Since his entry into office, I've been quite impressed with Strama. He's especially dedicated to kids and education. And he often shows up to our neighborhood gatherings and picnics. Plus, he has really good hair. (Don't laugh, Scout Nation...it's well known that in Texas the race generally goes to the candidate with the best hair.)
Finally, I'm proud that he, as a Democrat, represents a district that straddles Travis County and a neighboring, much-more-conservative county. Voting for Strama, if nothing else, helps to keep Austin 'blue' amidst the red ocean around us. (With many apologies to my family in Midland.)
UNDER THE DOME
Obama-Strama not meant to be
Campaign dirt travels fast
Saturday, August 30, 2008
Strama misses out on rhyme of a lifetime
State Rep. Mark Strama, D-Austin, had fun last week e-mailing supporters about his grief at not being tapped as Barack Obama's running mate in the presidential election.
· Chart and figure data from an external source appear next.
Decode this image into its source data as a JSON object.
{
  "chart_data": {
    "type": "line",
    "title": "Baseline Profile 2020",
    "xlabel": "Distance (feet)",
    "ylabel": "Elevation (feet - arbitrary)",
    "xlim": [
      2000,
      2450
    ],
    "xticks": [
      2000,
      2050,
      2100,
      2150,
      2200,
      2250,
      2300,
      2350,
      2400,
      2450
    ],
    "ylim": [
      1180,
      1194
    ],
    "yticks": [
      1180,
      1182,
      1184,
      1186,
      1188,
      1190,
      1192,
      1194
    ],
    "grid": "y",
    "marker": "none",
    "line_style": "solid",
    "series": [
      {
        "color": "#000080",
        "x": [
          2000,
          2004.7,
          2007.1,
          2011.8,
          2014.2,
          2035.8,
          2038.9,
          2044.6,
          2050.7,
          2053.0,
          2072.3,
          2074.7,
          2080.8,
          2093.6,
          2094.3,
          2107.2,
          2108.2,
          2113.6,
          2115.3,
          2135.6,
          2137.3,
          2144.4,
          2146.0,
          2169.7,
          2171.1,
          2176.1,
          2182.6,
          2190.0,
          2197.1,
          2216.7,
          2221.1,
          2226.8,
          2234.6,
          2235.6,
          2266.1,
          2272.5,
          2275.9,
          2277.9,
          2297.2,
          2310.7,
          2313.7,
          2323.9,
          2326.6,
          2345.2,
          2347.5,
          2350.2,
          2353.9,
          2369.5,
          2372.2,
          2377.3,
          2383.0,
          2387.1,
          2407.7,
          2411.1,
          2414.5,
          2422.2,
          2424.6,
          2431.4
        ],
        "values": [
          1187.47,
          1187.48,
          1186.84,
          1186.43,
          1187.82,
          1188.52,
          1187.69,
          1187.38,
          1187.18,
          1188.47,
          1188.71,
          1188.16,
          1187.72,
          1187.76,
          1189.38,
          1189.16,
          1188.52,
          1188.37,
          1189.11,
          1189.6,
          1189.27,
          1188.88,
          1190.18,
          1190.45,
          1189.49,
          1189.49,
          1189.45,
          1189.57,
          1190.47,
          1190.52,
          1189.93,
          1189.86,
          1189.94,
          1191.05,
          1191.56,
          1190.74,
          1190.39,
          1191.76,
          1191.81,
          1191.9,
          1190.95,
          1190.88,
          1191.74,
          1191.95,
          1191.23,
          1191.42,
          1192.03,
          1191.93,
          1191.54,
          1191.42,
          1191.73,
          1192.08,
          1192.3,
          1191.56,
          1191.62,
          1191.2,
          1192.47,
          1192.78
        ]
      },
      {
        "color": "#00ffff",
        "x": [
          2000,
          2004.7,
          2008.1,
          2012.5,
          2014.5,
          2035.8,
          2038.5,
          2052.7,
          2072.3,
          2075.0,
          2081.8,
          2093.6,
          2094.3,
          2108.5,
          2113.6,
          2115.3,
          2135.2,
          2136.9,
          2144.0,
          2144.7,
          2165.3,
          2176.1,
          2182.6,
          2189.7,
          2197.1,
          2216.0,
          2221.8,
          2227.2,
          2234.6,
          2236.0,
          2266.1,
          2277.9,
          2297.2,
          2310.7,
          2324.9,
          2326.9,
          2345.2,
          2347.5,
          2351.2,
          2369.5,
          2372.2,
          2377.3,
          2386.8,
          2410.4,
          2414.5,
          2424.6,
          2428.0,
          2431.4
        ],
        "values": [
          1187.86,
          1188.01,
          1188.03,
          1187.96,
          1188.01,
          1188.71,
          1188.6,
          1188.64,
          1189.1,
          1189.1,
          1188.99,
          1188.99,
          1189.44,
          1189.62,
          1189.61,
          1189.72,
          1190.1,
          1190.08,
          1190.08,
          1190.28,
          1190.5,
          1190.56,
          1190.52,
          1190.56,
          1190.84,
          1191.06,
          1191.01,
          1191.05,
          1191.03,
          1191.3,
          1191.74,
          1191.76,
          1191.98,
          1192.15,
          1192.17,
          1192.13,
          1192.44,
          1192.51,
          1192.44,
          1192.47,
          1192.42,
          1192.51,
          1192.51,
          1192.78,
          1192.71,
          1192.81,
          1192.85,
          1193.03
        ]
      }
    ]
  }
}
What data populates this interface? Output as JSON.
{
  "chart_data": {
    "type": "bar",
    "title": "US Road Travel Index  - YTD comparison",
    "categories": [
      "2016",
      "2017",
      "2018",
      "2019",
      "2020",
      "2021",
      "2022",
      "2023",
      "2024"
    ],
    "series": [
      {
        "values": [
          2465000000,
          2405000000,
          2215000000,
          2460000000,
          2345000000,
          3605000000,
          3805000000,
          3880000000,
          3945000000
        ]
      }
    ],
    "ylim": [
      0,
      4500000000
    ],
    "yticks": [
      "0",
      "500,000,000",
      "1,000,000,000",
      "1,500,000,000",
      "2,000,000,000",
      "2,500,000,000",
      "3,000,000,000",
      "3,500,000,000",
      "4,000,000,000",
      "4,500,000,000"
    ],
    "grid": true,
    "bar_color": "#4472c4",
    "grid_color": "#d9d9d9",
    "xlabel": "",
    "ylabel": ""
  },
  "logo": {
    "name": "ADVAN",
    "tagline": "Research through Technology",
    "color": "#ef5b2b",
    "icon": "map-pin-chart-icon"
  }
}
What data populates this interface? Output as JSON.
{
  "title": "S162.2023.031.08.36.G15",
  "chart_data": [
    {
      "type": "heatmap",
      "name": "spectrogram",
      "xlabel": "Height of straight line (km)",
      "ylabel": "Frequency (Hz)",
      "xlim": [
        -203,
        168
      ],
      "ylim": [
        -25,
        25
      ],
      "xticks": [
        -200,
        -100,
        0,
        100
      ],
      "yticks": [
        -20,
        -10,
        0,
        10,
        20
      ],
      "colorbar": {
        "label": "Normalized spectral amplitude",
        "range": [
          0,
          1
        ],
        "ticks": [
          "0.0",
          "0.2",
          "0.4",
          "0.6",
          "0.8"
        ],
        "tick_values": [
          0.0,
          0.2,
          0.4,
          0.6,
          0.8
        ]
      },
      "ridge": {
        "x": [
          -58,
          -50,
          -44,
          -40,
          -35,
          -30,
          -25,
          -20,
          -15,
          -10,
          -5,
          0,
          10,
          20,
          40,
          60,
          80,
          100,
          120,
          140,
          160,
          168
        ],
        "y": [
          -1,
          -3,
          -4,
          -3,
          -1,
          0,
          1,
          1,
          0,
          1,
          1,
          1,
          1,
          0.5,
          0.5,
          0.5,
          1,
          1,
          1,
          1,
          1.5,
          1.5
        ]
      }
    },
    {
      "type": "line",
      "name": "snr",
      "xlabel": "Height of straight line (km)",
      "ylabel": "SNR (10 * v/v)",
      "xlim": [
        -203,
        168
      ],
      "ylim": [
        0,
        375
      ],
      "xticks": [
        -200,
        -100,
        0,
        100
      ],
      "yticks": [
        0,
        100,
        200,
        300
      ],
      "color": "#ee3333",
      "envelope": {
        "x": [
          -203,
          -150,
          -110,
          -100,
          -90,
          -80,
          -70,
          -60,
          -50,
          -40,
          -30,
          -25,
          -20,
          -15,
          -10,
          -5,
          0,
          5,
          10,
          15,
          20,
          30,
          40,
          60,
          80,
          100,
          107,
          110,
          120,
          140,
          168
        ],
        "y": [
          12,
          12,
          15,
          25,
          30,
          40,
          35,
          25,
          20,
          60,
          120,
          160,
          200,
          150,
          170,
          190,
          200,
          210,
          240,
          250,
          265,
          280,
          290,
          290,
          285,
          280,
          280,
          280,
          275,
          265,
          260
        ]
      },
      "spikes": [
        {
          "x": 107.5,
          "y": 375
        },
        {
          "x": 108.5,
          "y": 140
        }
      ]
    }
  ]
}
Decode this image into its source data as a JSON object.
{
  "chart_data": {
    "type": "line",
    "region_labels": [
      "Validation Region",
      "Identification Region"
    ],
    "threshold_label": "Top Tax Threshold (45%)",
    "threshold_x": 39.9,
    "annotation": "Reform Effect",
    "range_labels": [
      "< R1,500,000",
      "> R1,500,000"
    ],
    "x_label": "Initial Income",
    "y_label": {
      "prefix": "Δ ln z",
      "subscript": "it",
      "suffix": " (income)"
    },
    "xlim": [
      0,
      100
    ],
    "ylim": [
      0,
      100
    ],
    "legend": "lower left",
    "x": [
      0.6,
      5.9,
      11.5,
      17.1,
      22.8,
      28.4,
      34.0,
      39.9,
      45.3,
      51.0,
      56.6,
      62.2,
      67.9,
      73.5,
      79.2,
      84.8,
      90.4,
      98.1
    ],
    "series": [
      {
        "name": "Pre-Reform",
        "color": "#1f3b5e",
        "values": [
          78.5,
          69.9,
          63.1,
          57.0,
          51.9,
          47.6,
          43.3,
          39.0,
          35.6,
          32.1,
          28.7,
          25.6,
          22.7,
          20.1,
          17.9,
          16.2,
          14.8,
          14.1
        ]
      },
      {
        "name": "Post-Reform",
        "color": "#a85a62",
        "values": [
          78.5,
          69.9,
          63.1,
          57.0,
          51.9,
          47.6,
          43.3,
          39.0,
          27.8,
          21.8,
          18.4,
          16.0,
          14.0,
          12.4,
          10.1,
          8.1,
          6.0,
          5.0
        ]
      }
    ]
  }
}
"When I heard Barack Obama was considering a relatively unknown Representative from Texas, I was sure it had to be me. Obama-Strama 2008! What a great ring it had to it. But no, Obama went the cautious, safe route you might expect of a guy who I have endorsed to become leader of the free world for the next four years. Congratulations to Sen. Joe Biden.
"Here's what I really think happened: as they searched for negative things they could find on the candidates on their short list, one of those enterprising Obama staffers uncovered this old picture of me from the mid-90's when I was with Rock the Vote."
The photo shows Strama with a hairstyle that might be described as a cross between an Antonio Banderas mane and early Fabio tresses.
Strama did get a consolation prize, of sorts. He was named a rising star in politics at the Democratic National Convention in Denver this week.
Dome told state Rep. Joaquin Castro, D-San Antonio, about the honor, and he quickly played it down.
Nothing against Strama, he said; but Castro got the same designation in 2004, and nothing changed in his life.